Laws tying the facts together
Test of the hypothesis against past facts
Prediction of new facts
Elaboration and application
In fact, no such set pattern has been realized in the evolution of any theory in physical science, but elements of the pattern can be discerned throughout the history of science. Near the end of the sixteenth century, for example, Tycho de Brahe made accurate observations of the positions of the planets in the sky. These proved to be vital experimental facts in the evolution of the theory of mechanics. Brahe’s assistant, Johannes Kepler, discovered the laws of planetary motion that neatly summarized the myriad individual observations of his master, without in any way “explaining” those observations. The fact that Kepler’s laws tied the facts together made further progress possible. Some decades later Isaac Newton drew upon Kepler’s work as well as contributions to mechanics by Galileo and by Robert Hooke, coupled with his own inspired hypothesis of universal gravitation, and created the theory of mechanics.
Newton’s theory at once accounted for the past observations summarized by Kepler and led to the prediction of new observations. It passed its most crucial test in 1846 when astronomers pointed their telescopes at a certain point in the sky and discovered the new planet Neptune where it was predicted to be. Elaborated by mathematicians and applied by astronomers and by practical people, mechanics evolved and still stands today as a comprehensive theory embracing the subject of motion of material objects over a wide range (but, as we now know, less than the infinite range once imagined for it).

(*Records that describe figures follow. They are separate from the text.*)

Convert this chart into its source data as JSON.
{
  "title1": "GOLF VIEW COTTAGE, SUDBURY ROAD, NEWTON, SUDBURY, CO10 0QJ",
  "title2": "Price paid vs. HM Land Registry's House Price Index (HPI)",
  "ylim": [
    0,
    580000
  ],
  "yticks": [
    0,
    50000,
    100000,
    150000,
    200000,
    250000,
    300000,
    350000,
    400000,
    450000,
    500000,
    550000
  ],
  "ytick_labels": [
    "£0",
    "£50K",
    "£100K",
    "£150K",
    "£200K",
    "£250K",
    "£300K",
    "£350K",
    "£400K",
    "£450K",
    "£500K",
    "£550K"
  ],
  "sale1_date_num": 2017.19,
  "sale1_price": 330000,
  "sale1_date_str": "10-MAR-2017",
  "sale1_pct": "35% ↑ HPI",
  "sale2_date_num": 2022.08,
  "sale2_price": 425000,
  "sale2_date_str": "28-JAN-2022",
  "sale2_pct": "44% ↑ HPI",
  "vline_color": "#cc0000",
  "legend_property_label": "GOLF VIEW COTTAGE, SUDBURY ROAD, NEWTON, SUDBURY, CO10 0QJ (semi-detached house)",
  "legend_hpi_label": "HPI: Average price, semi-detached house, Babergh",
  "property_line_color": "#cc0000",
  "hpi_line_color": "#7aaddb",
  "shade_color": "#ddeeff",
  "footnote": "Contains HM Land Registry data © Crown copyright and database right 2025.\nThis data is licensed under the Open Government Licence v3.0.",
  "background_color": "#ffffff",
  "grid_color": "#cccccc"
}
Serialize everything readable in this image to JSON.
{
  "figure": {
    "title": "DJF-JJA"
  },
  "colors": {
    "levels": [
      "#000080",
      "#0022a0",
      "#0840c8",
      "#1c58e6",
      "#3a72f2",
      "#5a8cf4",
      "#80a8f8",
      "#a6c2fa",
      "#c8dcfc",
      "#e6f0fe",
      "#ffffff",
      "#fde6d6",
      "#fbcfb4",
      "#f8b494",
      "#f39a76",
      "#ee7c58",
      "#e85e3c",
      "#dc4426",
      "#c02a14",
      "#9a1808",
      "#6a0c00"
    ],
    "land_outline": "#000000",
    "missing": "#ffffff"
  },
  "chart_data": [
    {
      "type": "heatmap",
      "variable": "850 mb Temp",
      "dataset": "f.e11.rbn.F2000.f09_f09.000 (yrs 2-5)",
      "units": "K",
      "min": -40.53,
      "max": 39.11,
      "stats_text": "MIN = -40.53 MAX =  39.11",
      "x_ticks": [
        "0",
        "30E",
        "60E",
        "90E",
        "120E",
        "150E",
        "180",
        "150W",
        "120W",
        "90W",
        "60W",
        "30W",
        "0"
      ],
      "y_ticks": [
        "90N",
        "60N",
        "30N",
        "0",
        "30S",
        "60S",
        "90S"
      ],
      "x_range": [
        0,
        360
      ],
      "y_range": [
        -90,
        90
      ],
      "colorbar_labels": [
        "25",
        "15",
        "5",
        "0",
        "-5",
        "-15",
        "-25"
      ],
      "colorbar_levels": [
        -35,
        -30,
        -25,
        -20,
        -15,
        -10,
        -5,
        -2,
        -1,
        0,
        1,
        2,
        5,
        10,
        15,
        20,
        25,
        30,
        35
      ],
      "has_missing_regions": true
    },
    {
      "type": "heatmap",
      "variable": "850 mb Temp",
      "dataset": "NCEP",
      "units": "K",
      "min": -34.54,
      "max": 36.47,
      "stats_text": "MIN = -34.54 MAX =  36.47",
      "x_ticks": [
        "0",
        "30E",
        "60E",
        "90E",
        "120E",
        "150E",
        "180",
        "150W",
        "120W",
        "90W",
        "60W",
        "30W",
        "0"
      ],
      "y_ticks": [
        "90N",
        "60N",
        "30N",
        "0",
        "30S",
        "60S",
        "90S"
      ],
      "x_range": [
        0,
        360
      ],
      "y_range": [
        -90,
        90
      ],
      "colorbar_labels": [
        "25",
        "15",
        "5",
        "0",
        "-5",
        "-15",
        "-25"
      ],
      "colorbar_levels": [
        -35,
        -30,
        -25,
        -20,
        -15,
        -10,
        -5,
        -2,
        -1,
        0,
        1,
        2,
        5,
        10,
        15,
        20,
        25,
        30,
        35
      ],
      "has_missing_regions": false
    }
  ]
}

More often, theory and experiment have developed side by side through mutual cross-fertilization. The experimenter without ideas can discover an endless sequence of useless facts. The theorist unbridled by the limitations of experiment can produce a stream of fanciful ideas that have nothing to do with nature.
1 A scaled-down version of this list, beginning with Hypothesis, is commonly used in school science fairs.